あらすじ
敵将を泥酔させ討ち取った寡婦ユディト。
フランス王と離婚してイングランド王と再婚した「欧州の母」アリエノール。「カノッサ事件」を通して神聖ローマ皇帝に復讐を果たしたトスカナ女伯マティルダ。
彼女たちはなぜ戦い、どうやって歴史を動かしたのか。
25人のエピソードを解説。
書き下ろし世界史シリーズ新刊。
フランス救国の英雄ジャンヌ・ダルク、スペイン王国を成立させたイサベル女王など教科書に登場する著名人だけでなく、フランス王と離婚しイングランド王と再婚したことで英仏百年戦争の遠因をつくったアリエノール・ド・アキテーヌ、『ニーベルンゲンの歌』のモデルであり、フランク王国再統一の基盤をつくったブルンヒルド、「カノッサ事件」を通して神聖ローマ皇帝に復讐を果たしつつ教会改革を支えたトスカナ女伯マティルダといった、自身が戦うことで、あるいは、戦いに巻き込まれながらも独自の生き方を貫き、世界史に影響を与えた人物を取り上げる。
感情タグBEST3
Posted by ブクログ
タイトル通り、歴史上で活躍し名を残した女性たちのエピソード集。
この本に登場する多くは、女王(女帝)や王妃等、優れた身分の女性たちだ。彼女らには、いずれも「政略結婚」という生まれながらにして決められた"運命"があった。家系や政情により、自国を離れ言葉も文化もまったく異なる国に嫁ぐことも珍しくはなかったようだ。

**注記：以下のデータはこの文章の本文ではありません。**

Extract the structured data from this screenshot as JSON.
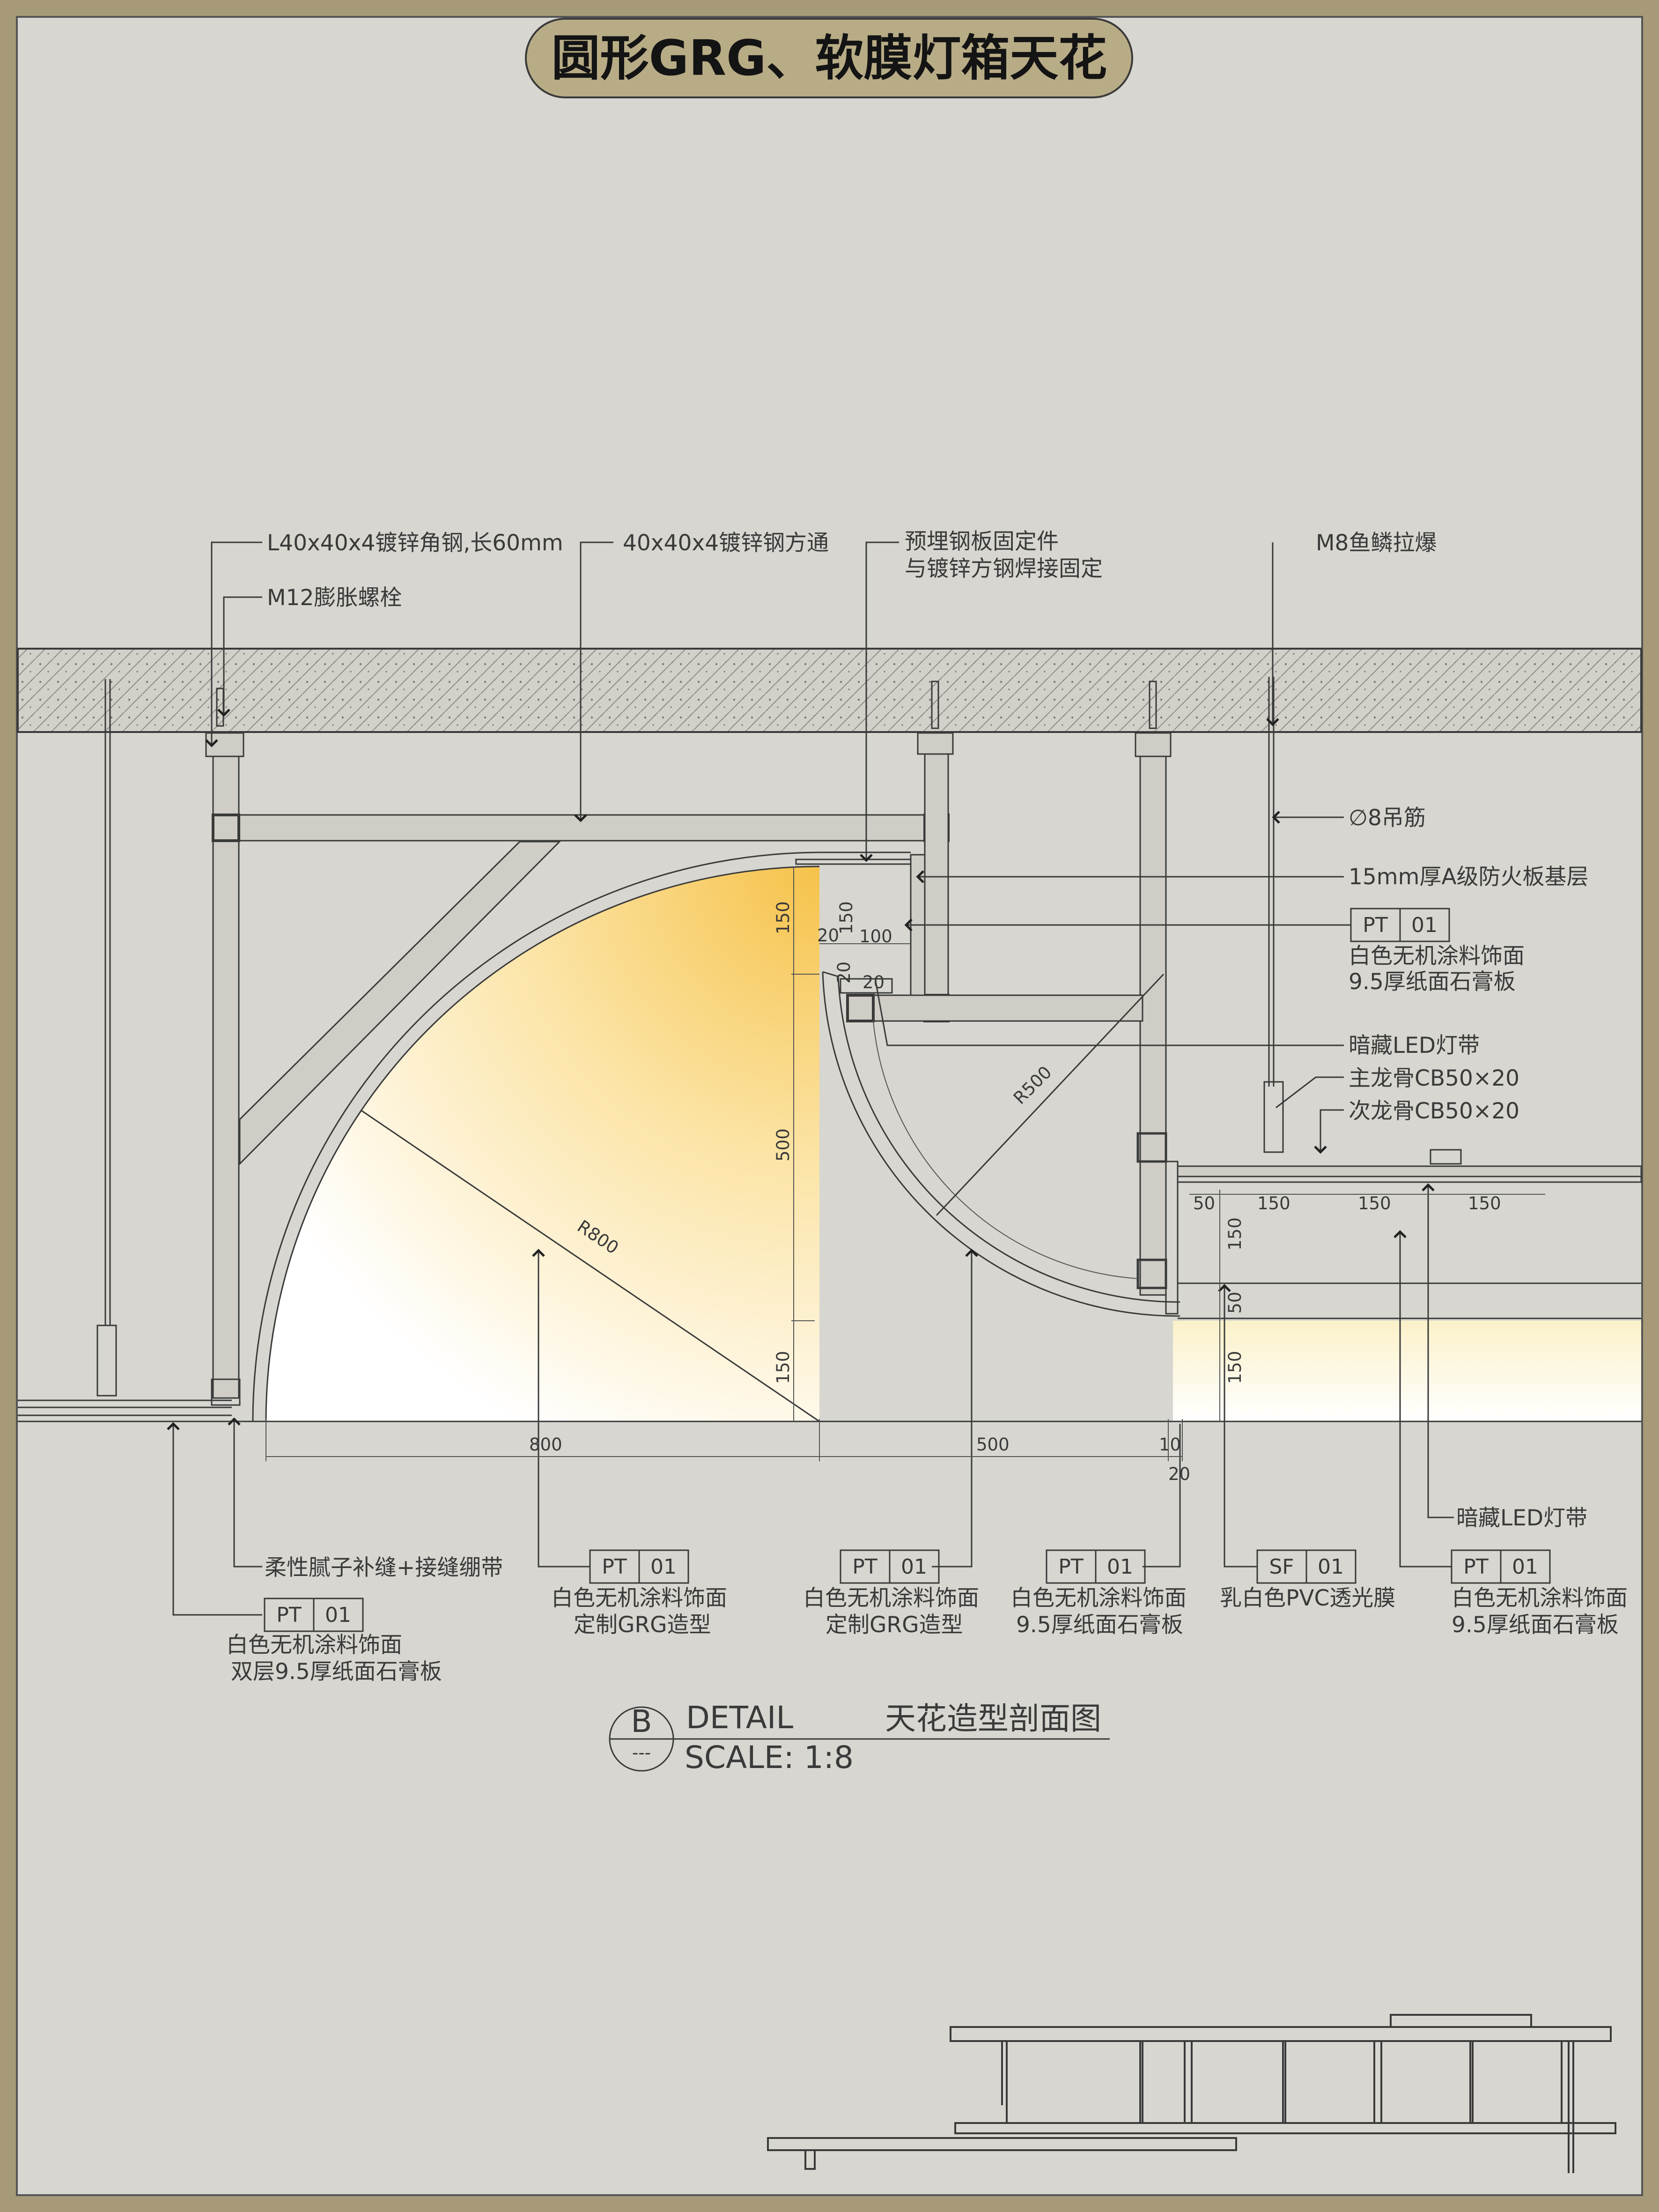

ただし現実は、「お姫様と王子様はいつまでも幸せに暮らしました」というハッピーエンドにはならない。夫との関係悪化、権力や後継者争い、その先にある我が子との対立、国民からの批判……。そうした逆境の中でも強い芯を持ち、しなやかに生きた女性達。その胆力や優れた采配により、大きく歴史が動いた事例も少なくない。同性ゆえに、そうした女性には憧憬の念を抱く。
神話の世界に登場する、少しマイナー(?)な人物から、「クレオパトラ」「ジャンヌ・ダルク」など、昨今様々なゲームやアニメでアイコン化され、再解釈されているビッグネームのエピソードまで。本著は幅広く収録しているように感じた。
コンパクトな文庫であること、また著者が予備校講師ということもあり、要点をまとめて文章化しているので、歴史書というよりも参考書感覚で読みやすい。世界史に今一度触れ直すきっかけとしては良い本であると思う。